Ilya Smith provides counsel to higher education and corporate clients related to regulatory compliance, complex transactions involving technology and data sharing, privacy, and data security.
Ilya’s expansive regulatory compliance and program-building experience as a former Chief Compliance Officer and Chief Privacy Officer at two public higher education institutions provides Ilya with a deep foundation for advising clients in a full array of compliance matters, policy, and conducting organizational risk-based assessments.

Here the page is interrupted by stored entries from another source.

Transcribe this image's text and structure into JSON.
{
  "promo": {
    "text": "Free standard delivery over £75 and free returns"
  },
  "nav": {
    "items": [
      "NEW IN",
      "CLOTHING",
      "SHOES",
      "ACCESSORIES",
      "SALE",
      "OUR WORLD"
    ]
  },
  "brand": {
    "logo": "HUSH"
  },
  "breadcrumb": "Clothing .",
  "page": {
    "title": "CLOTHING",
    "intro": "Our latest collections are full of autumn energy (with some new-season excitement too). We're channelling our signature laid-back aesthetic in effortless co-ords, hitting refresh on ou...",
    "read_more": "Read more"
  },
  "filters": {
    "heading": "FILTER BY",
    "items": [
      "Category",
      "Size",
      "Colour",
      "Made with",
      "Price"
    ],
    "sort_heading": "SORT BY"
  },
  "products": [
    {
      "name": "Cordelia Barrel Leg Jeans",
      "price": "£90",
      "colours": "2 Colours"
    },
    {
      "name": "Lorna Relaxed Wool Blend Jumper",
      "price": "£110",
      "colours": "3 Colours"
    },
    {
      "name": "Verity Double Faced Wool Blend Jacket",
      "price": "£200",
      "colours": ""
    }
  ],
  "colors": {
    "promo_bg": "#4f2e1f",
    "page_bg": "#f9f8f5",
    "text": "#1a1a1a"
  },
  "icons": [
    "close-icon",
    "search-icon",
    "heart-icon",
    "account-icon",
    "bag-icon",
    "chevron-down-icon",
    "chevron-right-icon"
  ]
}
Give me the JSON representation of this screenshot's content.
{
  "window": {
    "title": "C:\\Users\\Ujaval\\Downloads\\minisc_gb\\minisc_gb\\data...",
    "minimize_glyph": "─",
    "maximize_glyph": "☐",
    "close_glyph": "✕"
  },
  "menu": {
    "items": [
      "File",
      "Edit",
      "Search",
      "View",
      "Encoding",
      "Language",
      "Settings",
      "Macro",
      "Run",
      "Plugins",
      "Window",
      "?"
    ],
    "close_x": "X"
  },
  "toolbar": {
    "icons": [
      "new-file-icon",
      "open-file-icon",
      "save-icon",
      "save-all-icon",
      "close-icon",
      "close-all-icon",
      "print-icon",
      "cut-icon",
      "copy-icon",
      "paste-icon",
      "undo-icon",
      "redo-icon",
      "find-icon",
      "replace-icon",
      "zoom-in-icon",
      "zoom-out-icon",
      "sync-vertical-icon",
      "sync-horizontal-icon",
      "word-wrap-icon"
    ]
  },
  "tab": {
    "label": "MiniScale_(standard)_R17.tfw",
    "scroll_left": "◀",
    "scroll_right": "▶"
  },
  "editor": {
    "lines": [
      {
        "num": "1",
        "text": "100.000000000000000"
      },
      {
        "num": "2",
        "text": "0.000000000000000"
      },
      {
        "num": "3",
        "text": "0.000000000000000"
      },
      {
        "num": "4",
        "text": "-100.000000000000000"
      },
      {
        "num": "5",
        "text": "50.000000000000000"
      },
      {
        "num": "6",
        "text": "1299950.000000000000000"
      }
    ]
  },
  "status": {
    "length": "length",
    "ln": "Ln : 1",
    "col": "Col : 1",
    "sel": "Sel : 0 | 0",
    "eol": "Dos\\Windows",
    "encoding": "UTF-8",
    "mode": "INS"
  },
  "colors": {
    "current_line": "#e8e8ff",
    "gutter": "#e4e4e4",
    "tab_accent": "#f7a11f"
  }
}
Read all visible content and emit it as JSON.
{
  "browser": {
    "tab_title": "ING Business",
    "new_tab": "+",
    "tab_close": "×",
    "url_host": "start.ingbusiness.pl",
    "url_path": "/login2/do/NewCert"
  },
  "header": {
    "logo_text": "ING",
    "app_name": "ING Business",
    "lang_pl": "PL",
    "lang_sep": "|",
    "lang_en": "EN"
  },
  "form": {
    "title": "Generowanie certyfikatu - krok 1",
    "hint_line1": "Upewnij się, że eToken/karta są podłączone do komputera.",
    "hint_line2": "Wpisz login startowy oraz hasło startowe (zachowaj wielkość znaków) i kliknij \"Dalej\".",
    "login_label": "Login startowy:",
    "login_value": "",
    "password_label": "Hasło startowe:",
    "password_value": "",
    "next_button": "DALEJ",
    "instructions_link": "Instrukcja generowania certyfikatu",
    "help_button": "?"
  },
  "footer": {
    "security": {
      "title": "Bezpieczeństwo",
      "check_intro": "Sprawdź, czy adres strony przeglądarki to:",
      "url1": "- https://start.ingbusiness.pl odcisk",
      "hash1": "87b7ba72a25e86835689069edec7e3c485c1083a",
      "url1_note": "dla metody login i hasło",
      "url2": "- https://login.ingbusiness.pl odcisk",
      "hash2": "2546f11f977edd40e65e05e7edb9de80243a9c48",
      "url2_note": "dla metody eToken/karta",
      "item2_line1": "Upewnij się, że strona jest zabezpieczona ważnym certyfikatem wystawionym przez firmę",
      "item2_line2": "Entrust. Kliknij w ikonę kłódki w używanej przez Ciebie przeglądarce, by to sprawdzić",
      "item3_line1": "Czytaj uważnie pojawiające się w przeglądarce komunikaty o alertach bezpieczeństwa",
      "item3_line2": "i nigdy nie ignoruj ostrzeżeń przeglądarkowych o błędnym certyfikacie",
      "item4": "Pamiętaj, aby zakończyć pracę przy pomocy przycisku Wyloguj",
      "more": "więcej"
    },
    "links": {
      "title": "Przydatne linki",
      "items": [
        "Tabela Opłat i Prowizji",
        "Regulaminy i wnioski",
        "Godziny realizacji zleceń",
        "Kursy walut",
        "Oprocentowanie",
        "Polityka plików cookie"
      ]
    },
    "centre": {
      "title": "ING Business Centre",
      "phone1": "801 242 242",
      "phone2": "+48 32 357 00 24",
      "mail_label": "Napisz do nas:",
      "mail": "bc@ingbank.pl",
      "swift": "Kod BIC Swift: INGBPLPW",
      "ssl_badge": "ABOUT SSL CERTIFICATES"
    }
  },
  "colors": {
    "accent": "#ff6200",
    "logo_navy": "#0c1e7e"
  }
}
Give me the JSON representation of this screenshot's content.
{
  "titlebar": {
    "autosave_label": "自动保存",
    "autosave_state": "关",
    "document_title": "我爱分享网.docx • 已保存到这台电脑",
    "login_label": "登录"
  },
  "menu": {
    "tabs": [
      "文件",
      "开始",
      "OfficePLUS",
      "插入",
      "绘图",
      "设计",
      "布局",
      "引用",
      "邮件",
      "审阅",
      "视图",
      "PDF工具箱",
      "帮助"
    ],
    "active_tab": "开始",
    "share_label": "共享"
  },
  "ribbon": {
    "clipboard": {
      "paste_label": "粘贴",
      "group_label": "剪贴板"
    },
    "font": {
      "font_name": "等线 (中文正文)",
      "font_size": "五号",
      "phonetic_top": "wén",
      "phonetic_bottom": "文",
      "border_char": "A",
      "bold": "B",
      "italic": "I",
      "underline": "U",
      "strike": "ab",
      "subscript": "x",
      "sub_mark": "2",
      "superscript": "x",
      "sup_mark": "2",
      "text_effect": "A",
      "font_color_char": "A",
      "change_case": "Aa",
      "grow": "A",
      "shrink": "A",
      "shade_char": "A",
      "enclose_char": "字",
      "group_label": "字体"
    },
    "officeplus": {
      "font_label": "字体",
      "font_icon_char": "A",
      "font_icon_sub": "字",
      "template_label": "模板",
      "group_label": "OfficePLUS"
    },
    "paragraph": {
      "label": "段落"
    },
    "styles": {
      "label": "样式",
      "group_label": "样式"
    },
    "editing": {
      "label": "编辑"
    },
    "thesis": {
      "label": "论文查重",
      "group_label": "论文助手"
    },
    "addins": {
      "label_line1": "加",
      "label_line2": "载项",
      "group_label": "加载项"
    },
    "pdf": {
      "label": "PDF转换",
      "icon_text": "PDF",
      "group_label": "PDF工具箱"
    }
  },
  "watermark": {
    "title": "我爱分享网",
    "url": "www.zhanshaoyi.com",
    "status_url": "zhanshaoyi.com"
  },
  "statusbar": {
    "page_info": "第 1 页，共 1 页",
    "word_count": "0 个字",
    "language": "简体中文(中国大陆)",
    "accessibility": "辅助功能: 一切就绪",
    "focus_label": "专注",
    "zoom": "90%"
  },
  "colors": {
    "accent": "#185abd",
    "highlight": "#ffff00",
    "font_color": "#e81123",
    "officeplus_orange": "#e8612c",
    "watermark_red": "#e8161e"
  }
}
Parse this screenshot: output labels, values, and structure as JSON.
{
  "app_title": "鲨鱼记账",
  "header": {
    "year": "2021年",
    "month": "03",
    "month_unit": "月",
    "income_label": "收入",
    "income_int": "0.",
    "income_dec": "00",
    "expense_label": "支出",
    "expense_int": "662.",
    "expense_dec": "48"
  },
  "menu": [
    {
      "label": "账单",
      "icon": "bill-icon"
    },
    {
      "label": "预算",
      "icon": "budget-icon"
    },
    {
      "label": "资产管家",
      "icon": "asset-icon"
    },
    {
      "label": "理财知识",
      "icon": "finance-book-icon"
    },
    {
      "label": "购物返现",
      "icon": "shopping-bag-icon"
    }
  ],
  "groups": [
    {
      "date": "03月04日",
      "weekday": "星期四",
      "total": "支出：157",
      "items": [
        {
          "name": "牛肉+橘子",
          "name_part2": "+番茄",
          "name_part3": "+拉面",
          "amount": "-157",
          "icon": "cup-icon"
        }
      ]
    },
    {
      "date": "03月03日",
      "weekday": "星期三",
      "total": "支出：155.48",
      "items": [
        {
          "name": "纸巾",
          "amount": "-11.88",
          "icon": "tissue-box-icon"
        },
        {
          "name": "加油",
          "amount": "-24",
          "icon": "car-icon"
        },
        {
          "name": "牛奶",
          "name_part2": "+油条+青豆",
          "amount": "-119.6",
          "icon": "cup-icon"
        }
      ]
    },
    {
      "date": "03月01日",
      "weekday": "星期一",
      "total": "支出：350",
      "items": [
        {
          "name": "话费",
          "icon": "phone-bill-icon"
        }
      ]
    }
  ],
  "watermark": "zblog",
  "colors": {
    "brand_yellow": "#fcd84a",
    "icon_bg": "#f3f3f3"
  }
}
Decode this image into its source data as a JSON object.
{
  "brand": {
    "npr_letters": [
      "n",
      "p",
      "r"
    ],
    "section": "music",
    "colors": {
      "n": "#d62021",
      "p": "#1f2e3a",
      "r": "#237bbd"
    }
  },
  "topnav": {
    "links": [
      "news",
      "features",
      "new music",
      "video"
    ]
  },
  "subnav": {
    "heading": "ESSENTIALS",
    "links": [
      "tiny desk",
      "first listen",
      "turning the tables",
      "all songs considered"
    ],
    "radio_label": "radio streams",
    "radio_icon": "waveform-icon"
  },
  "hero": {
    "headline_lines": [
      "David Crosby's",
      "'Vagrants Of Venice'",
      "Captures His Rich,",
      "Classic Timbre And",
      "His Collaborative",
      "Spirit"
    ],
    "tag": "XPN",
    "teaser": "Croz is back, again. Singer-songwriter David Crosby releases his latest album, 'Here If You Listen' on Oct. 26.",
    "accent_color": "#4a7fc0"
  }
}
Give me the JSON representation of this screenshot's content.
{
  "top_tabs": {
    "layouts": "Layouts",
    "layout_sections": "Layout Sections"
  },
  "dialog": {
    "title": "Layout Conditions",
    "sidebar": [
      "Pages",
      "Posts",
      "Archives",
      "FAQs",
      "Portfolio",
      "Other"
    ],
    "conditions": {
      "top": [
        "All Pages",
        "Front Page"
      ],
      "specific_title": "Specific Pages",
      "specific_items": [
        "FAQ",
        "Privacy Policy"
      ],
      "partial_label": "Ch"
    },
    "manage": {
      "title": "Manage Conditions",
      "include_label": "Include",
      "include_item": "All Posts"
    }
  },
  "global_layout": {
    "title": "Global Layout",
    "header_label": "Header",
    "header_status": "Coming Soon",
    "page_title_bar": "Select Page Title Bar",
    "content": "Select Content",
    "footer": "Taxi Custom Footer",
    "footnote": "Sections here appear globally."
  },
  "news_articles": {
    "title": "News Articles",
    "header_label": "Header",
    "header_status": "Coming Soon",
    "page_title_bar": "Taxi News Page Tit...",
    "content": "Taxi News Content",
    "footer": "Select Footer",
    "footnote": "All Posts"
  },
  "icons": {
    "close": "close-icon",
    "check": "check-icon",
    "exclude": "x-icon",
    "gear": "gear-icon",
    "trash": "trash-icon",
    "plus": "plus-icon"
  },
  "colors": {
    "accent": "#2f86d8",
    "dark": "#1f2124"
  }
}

Ilya appreciates the long-term impact and disruption a regulatory agency investigation or a data breach causes by an organization and its constituents. Her experience includes advising executives and boards in regulatory and transactional matters, managing hundreds of data security incidents, and representing clients before regulators. From whistleblower claims related to compliance matters and policy violations to major cyberattacks, Ilya is skilled at conducting investigations, leveraging forensics, deploying remediation plans, drafting notices, and advising clients’ responses to impacted individuals’ concerns.
Recognizing that the best defense to a regulatory investigation is the proactive mitigation of risk, Ilya advises clients in policy, procedures, and preventative measures to maintain the trust of organizational constituents and customers including establishing privacy and data governance programs business impact assessments, and addressing evolving global regulatory compliance requirements. Ilya has extensive experience assisting clients manage and transfer privacy, data security, and regulatory risk to third-parties in contracting and in implementing vendor management programs to minimize privacy and data security risks associated with the collection, processing, use, monetization, and protection of personal data.
Understanding systems, change management strategies, and complex organizational structures, Ilya is adept at navigating organizational interdependencies when assisting clients to operationalize policy and best practices. Clients value Ilya’s distinctive ability to quarterback cross-functional regulatory compliance and legal strategies to support business objectives.
In addition to the full array of regulations that institutions of higher education are subject to, Ilya is proficient in privacy and data security regulations including the European Union’s General Data Protection Regulation (GDPR,) the California Consumer Privacy Act (CCPA), Family Educational Rights and Privacy Act (FERPA), the Gramm-Leach-Bliley Act (GLBA), the Health Insurance Portability and Accountability Act (HIPAA), and the Children’s Online Privacy Protection Act, among others.
State Bar Licenses
- Successfully managed three class action lawsuits following a major, enterprise-wide security incident while advising client on the implementation of proactive risk mitigation strategies contributing to a favorable settlement with plaintiffs and recognition by regulators of best in class incident response and vendor management programs.*
- Effectively managed a cross-functional team to perform enterprise-wide GDPR gap assessments and designed and implemented policies, processes, notices, and consent frameworks for clients in the clinical research, health services, education services, and professional services industries.
- Designed and implemented inaugural Privacy Program and Privacy and Data Governance frameworks fora major public R1 research Higher Education Institution.
- Successfully negotiated hundreds of negotiations with client vendors leading to robust Privacy and Cyber Security protections of client data and the inclusion of terms transferring risks to vendors.
*Experience completed prior to joining Clark Hill.